How are you engaging staff to incentivize them and, ultimately, retain their services?
Because our workers are union employees, we don’t have much [opportunity] to offer elaborate incentives involving compensation or other perks. In a less tangible way, I try and do certain things for staff, such as celebrate birthdays. Overall, when it comes to employee relations in that way, I think some of my best stories come from the workers who have been with us 20 years or more and still enjoy coming to work. We instill a level of compassion, and that’s why people stay with us. My employees know that their families come first.
Do you feel a sense of urgency around training workers to handle/disarm a potential crisis such as an active-shooter situation?
The school sponsors training twice a year covering abuse and more—nine different trainings modules. I tell my staff at our meetings that 85% of the time some type of conflict happens, it will probably occur in a dining hall, so they have to be prepared for what they do next.
Have you had success helping help current and new employees understand that they can have a long career with your organization?

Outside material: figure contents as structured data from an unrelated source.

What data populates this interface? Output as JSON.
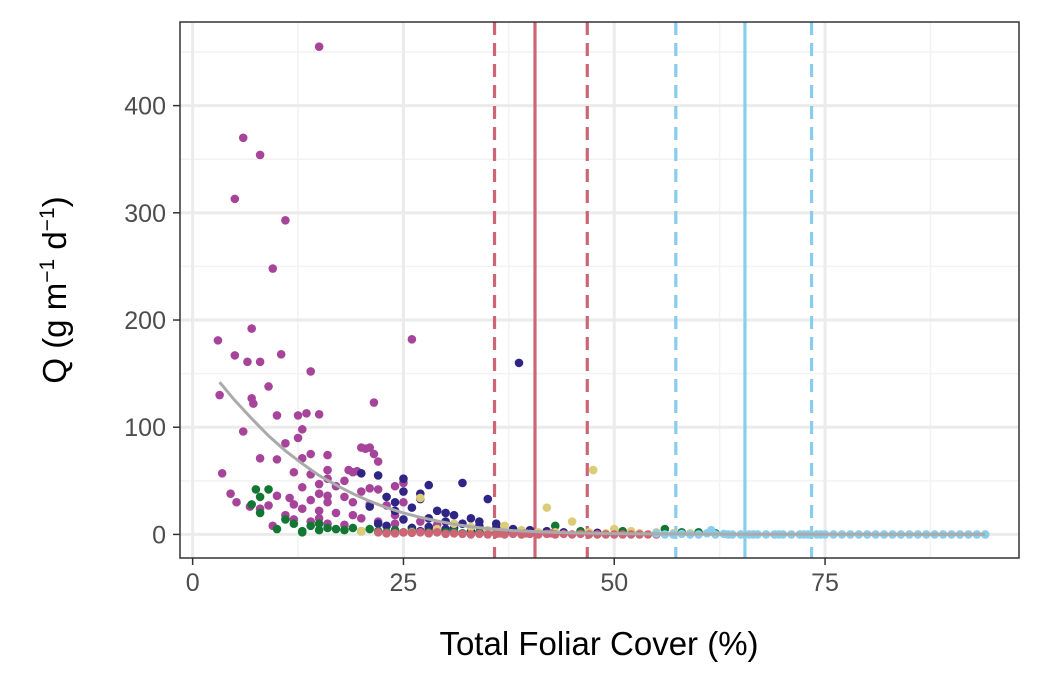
{
  "chart_data": {
    "type": "scatter",
    "xlabel": "Total Foliar Cover (%)",
    "ylabel": {
      "base": "Q (g m",
      "sup1": "−1",
      "mid": " d",
      "sup2": "−1",
      "end": ")"
    },
    "xlim": [
      -1.5,
      98
    ],
    "ylim": [
      -22,
      478
    ],
    "x_ticks": [
      0,
      25,
      50,
      75
    ],
    "x_tick_labels": [
      "0",
      "25",
      "50",
      "75"
    ],
    "y_ticks": [
      0,
      100,
      200,
      300,
      400
    ],
    "y_tick_labels": [
      "0",
      "100",
      "200",
      "300",
      "400"
    ],
    "grid": true,
    "legend": "none",
    "colors": {
      "purple": "#a6449a",
      "navy": "#2e2585",
      "green": "#117733",
      "sand": "#ddcc77",
      "rose": "#cc6677",
      "sky": "#88ccee",
      "fit": "#aaaaaa"
    },
    "vlines": [
      {
        "x": 40.6,
        "color": "#cc6677",
        "style": "solid"
      },
      {
        "x": 35.8,
        "color": "#cc6677",
        "style": "dashed"
      },
      {
        "x": 46.8,
        "color": "#cc6677",
        "style": "dashed"
      },
      {
        "x": 65.5,
        "color": "#88ccee",
        "style": "solid"
      },
      {
        "x": 57.3,
        "color": "#88ccee",
        "style": "dashed"
      },
      {
        "x": 73.4,
        "color": "#88ccee",
        "style": "dashed"
      }
    ],
    "fit_curve": {
      "color": "#aaaaaa",
      "x": [
        3.2,
        5,
        7,
        9,
        11,
        13,
        15,
        17,
        19,
        21,
        23,
        25,
        27,
        29,
        31,
        33,
        35,
        38,
        41,
        45,
        50,
        55,
        60,
        65,
        70,
        80,
        94
      ],
      "y": [
        142,
        125,
        108,
        92,
        78,
        66,
        55,
        46,
        38,
        31,
        25,
        20,
        16,
        12.5,
        9.5,
        7.2,
        5.4,
        3.6,
        2.4,
        1.4,
        0.8,
        0.5,
        0.3,
        0.2,
        0.15,
        0.1,
        0.05
      ]
    },
    "series": [
      {
        "color": "#a6449a",
        "points": [
          [
            15,
            455
          ],
          [
            6,
            370
          ],
          [
            8,
            354
          ],
          [
            5,
            313
          ],
          [
            11,
            293
          ],
          [
            9.5,
            248
          ],
          [
            26,
            182
          ],
          [
            3,
            181
          ],
          [
            7,
            192
          ],
          [
            5,
            167
          ],
          [
            6.5,
            161
          ],
          [
            8,
            161
          ],
          [
            10.5,
            168
          ],
          [
            14,
            152
          ],
          [
            3.2,
            130
          ],
          [
            9,
            138
          ],
          [
            7,
            127
          ],
          [
            7.2,
            122
          ],
          [
            21.5,
            123
          ],
          [
            12.5,
            111
          ],
          [
            15,
            112
          ],
          [
            10,
            111
          ],
          [
            13.5,
            113
          ],
          [
            6,
            96
          ],
          [
            13,
            98
          ],
          [
            11,
            85
          ],
          [
            12.5,
            90
          ],
          [
            14,
            75
          ],
          [
            13,
            71
          ],
          [
            8,
            71
          ],
          [
            10,
            70
          ],
          [
            16,
            74
          ],
          [
            20,
            81
          ],
          [
            20.5,
            80
          ],
          [
            21,
            81
          ],
          [
            21.5,
            75
          ],
          [
            22,
            68
          ],
          [
            16,
            60
          ],
          [
            18.5,
            60
          ],
          [
            19,
            58
          ],
          [
            19.5,
            59
          ],
          [
            3.5,
            57
          ],
          [
            12,
            58
          ],
          [
            14,
            56
          ],
          [
            16,
            52
          ],
          [
            18,
            50
          ],
          [
            15,
            47
          ],
          [
            13,
            44
          ],
          [
            17,
            45
          ],
          [
            21,
            43
          ],
          [
            22,
            42
          ],
          [
            24,
            45
          ],
          [
            25,
            48
          ],
          [
            20,
            40
          ],
          [
            15,
            38
          ],
          [
            16,
            36
          ],
          [
            18,
            35
          ],
          [
            10,
            36
          ],
          [
            11.5,
            34
          ],
          [
            14,
            32
          ],
          [
            12,
            28
          ],
          [
            16,
            30
          ],
          [
            19,
            30
          ],
          [
            21,
            28
          ],
          [
            23,
            27
          ],
          [
            25,
            30
          ],
          [
            13,
            24
          ],
          [
            15,
            22
          ],
          [
            17,
            20
          ],
          [
            19,
            18
          ],
          [
            20,
            15
          ],
          [
            22,
            12
          ],
          [
            24,
            10
          ],
          [
            11,
            18
          ],
          [
            12,
            14
          ],
          [
            14,
            12
          ],
          [
            16,
            10
          ],
          [
            18,
            9
          ],
          [
            9,
            27
          ],
          [
            8,
            24
          ],
          [
            4.5,
            38
          ],
          [
            5.2,
            30
          ],
          [
            6.8,
            26
          ],
          [
            9.5,
            8
          ],
          [
            26,
            6
          ],
          [
            28,
            5
          ],
          [
            24,
            18
          ],
          [
            27,
            12
          ],
          [
            29,
            9
          ],
          [
            15,
            15
          ]
        ]
      },
      {
        "color": "#2e2585",
        "points": [
          [
            38.7,
            160
          ],
          [
            32,
            48
          ],
          [
            25,
            52
          ],
          [
            28,
            46
          ],
          [
            35,
            33
          ],
          [
            20,
            57
          ],
          [
            22,
            55
          ],
          [
            23,
            35
          ],
          [
            27,
            33
          ],
          [
            29,
            22
          ],
          [
            30,
            20
          ],
          [
            31,
            18
          ],
          [
            33,
            15
          ],
          [
            34,
            12
          ],
          [
            36,
            10
          ],
          [
            26,
            25
          ],
          [
            24,
            22
          ],
          [
            25,
            14
          ],
          [
            28,
            15
          ],
          [
            30,
            12
          ],
          [
            32,
            10
          ],
          [
            34,
            8
          ],
          [
            36,
            6
          ],
          [
            38,
            5
          ],
          [
            40,
            4
          ],
          [
            42,
            3
          ],
          [
            44,
            2
          ],
          [
            31,
            6
          ],
          [
            29,
            4
          ],
          [
            27,
            3
          ],
          [
            33,
            3
          ],
          [
            35,
            2
          ],
          [
            37,
            2
          ],
          [
            39,
            1.5
          ],
          [
            41,
            1
          ],
          [
            22,
            10
          ],
          [
            23,
            8
          ],
          [
            26,
            6
          ],
          [
            28,
            7
          ],
          [
            30,
            5
          ],
          [
            46,
            2
          ],
          [
            48,
            1.5
          ],
          [
            24,
            30
          ],
          [
            21,
            26
          ],
          [
            25,
            40
          ],
          [
            27,
            38
          ]
        ]
      },
      {
        "color": "#117733",
        "points": [
          [
            7.5,
            42
          ],
          [
            9,
            42
          ],
          [
            8,
            35
          ],
          [
            7,
            28
          ],
          [
            8,
            20
          ],
          [
            10,
            5
          ],
          [
            13,
            3
          ],
          [
            15,
            10
          ],
          [
            17,
            5
          ],
          [
            12,
            10
          ],
          [
            14,
            8
          ],
          [
            16,
            6
          ],
          [
            18,
            4
          ],
          [
            20,
            3
          ],
          [
            22,
            3
          ],
          [
            24,
            4
          ],
          [
            26,
            3
          ],
          [
            28,
            2
          ],
          [
            30,
            2
          ],
          [
            32,
            1
          ],
          [
            34,
            2
          ],
          [
            36,
            1
          ],
          [
            38,
            1
          ],
          [
            43,
            8
          ],
          [
            46,
            3
          ],
          [
            51,
            3
          ],
          [
            56,
            5
          ],
          [
            58,
            2
          ],
          [
            60,
            2
          ],
          [
            62,
            1
          ],
          [
            11,
            14
          ],
          [
            19,
            6
          ],
          [
            21,
            5
          ],
          [
            23,
            2
          ],
          [
            25,
            2
          ],
          [
            15,
            4
          ],
          [
            13,
            2
          ],
          [
            31,
            3
          ],
          [
            33,
            1
          ],
          [
            35,
            3
          ]
        ]
      },
      {
        "color": "#ddcc77",
        "points": [
          [
            47.5,
            60
          ],
          [
            27,
            34
          ],
          [
            42,
            25
          ],
          [
            45,
            12
          ],
          [
            37,
            8
          ],
          [
            50,
            5
          ],
          [
            52,
            3
          ],
          [
            55,
            2
          ],
          [
            39,
            4
          ],
          [
            41,
            2
          ],
          [
            43,
            2
          ],
          [
            47,
            2
          ],
          [
            49,
            1
          ],
          [
            53,
            1
          ],
          [
            31,
            10
          ],
          [
            33,
            7
          ],
          [
            29,
            5
          ],
          [
            20,
            3
          ],
          [
            26,
            2
          ],
          [
            35,
            4
          ],
          [
            57,
            1
          ],
          [
            59,
            1
          ]
        ]
      },
      {
        "color": "#cc6677",
        "points": [
          [
            22,
            2
          ],
          [
            24,
            1
          ],
          [
            26,
            1.5
          ],
          [
            28,
            1
          ],
          [
            30,
            0.5
          ],
          [
            31,
            1
          ],
          [
            32,
            0.5
          ],
          [
            33,
            0
          ],
          [
            34,
            0.5
          ],
          [
            35,
            0
          ],
          [
            36,
            0.5
          ],
          [
            37,
            0
          ],
          [
            38,
            0.5
          ],
          [
            39,
            0
          ],
          [
            40,
            0.5
          ],
          [
            41,
            0
          ],
          [
            42,
            0.5
          ],
          [
            43,
            0
          ],
          [
            44,
            0.5
          ],
          [
            45,
            0
          ],
          [
            46,
            0.5
          ],
          [
            47,
            0
          ],
          [
            48,
            0
          ],
          [
            49,
            0
          ],
          [
            50,
            0
          ],
          [
            51,
            0
          ],
          [
            52,
            0
          ],
          [
            53,
            0
          ],
          [
            54,
            0
          ],
          [
            55,
            0
          ],
          [
            29,
            2
          ],
          [
            27,
            2
          ],
          [
            25,
            2
          ],
          [
            23,
            1
          ],
          [
            36.5,
            1
          ],
          [
            39.5,
            1
          ],
          [
            42.5,
            1
          ]
        ]
      },
      {
        "color": "#88ccee",
        "points": [
          [
            55,
            1
          ],
          [
            56,
            0
          ],
          [
            57,
            0
          ],
          [
            58,
            0.5
          ],
          [
            59,
            0
          ],
          [
            60,
            0
          ],
          [
            61,
            1
          ],
          [
            61.5,
            4
          ],
          [
            62,
            0
          ],
          [
            63,
            0.5
          ],
          [
            64,
            0
          ],
          [
            65,
            0
          ],
          [
            66,
            0
          ],
          [
            67,
            0
          ],
          [
            68,
            0
          ],
          [
            69,
            0
          ],
          [
            70,
            0
          ],
          [
            71,
            0
          ],
          [
            72,
            0
          ],
          [
            73,
            0
          ],
          [
            74,
            0
          ],
          [
            75,
            0
          ],
          [
            76,
            0
          ],
          [
            77,
            0
          ],
          [
            78,
            0
          ],
          [
            79,
            0
          ],
          [
            80,
            0
          ],
          [
            81,
            0
          ],
          [
            82,
            0
          ],
          [
            83,
            0
          ],
          [
            84,
            0
          ],
          [
            85,
            0
          ],
          [
            86,
            0
          ],
          [
            87,
            0
          ],
          [
            88,
            0
          ],
          [
            89,
            0
          ],
          [
            90,
            0
          ],
          [
            91,
            0
          ],
          [
            92,
            0
          ],
          [
            93,
            0
          ],
          [
            94,
            0
          ],
          [
            63.5,
            0
          ],
          [
            66.5,
            0
          ],
          [
            69.5,
            0
          ],
          [
            72.5,
            0
          ],
          [
            74.5,
            0
          ]
        ]
      }
    ]
  }
}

To some of my assistants, yes, but that doesn’t work with other employees who are poised to come and go. Sometimes you’ll see people using the dining room job as a stepping stone to secure a job in capacities at the school like security or buildings and grounds, which pay more. My assistant director and my secretary both understand that working in this environment represents a viable career for them.
How do you handle cliques or groups in the workplace?

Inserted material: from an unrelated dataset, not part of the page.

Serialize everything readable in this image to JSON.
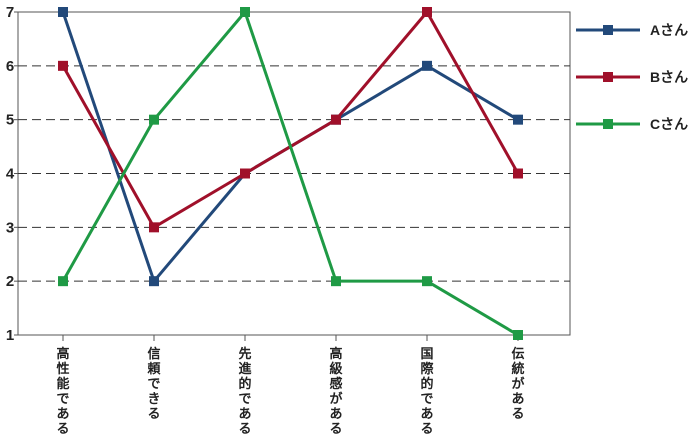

You need to have staff step out of their comfort zones. I actually juggled my lines this year—at least 75% were shifted to other positions because [they were] getting complacent, and I felt the need to shake things up. It worked, too, through better productivity. Several years ago, we established a policy of not hiring family members. We still have a few family members who work in our dining room, but it’s a grandfathered type of thing.
What has been your greatest staffing success story over the past couple of years?
I had my cook who moved to Florida but came back and wanted to return to work for us. We happened to have a cook position opening, so she swooped in and took her old job back. It’s nice to know that people leave for reasons other than the work environment—most want to stay and, in this case, come back.
If applicable, what kind of adjustments are you forced to make when dealing with a depleted workforce?
We do a few things. We might shut down a couple of lines and consolidate or narrow the overall dining footprint. We typically have two cashiers but will scale back to one if shorthanded, and make a single, longer line. Ironically, kids are not in a hurry, so they don’t mind waiting in a longer line. If need be, my assistant and I will jump on a line during the 45-minute lunch periods.
Have you found success using interns?
We have. Often it’s been two per semester, and they are students from nearby Dominican University. It works out wonderfully as a couple have launched careers in this field. At one time, I had seven interns at once—it’s a wonderful experience for them to get to know our business.